Вавила усмехнулся себе в бороду и покачал головой.

— Ишь ты, какая прыткая, что твой гренадер!.. Шустро-больно — поспеешь… Сей-ча-с, барышня! — протянул он, закидывая чересседельник.

Наконец запряжка была кончена, и кабриолет подкатил в крыльцу.

— Лошадь смирная? — спросила опасливо Марья Львовна.

— И-и-и… овца!.. — отвечал Вавила.

Ненси вскочила и ловко взялась за возжи. Бабушка уселась рядом, а сзади поместился грум, сын заведующего молочным хозяйством, черноглазый расторопный подросток Васютка. Он был грамотный, отлично учился в школе и, услыхав о приезде господ, сам побежал к управляющему просить, чтобы его сделали грумом.

Лошадь, потряхивая ушами, резво бежала по проселочной, хорошо накатанной дороге. Вправо и влево потянулись луга, с разбросанными кое-где деревьями: там стройный, высокий дуб стоит одиноко, подняв горделиво свою кудрявую голову; здесь, в стороне от него, близко лепясь одна в другой, молодые березки скучились небольшой рощицей и между ними завязалась злосчастная осинка, с вечно трепещущими, не знающими покоя листьями. За лугами пошли вспаханные поля. Какой-то запоздалый мужик, почти у самой дороги, допахивал на бурой, тощей клячонке свою полоску, спеша окончить долгий рабочий день. Навстречу кабриолету, поднимая целую тучу ныли, шла домой с поля скотина; пастух с длинным-предлинным кнутом и двое босых мальчишек-подпасков, перебегая с места на место, подгоняли отстававших коров и овец. Большая, косматая овчарка, как бы с сознанием серьезности возложенной на нее обязанности, важно выступала впереди стада.
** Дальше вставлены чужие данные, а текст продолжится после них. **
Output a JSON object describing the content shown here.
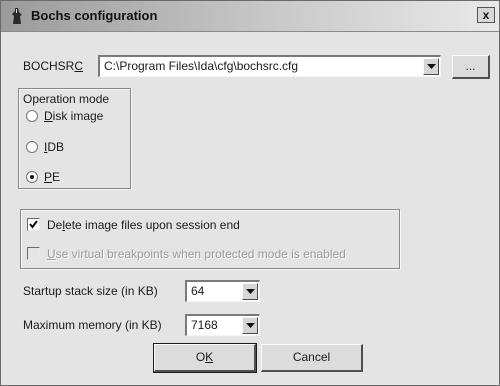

Ненси опустила возжи, и лошадь пошла шагом. Проезжали мимо небольшой усадебки, стоящей на границе бабушкина имения.

Новый, в русском стиле, с резным крыльцом и таким же балкончиком, дом приютился под сенью темных развесистых лип и зеленых кленов. Перед домом, на небольшом открытом лужке разбита круглая пестрая клумба, с очень искусным подбором цветов. Дверь на балкон, откуда спускалась лестница в сад, была раскрыта настежь. Тихие, меланхолические звуки Шопеновского ноктюрна неслись оттуда и как бы замирали, дрожа и плача в окрестном воздухе. Кто-то играл не столько искусно, сколько увлекательно. Чья-то душа изливалась в звуках. Под пальцами играющего они пели, рыдали, они говорили.

«Nocturne» был кончен. И вот, то требуя и угрожая, то плача и изнемогая, понеслись могучие вопли Бетховенской сонаты «Pathétique»[44]. Таинственный некто играл удивительно, с поразительной силой, передавая муки великого духа, томящегося бытием.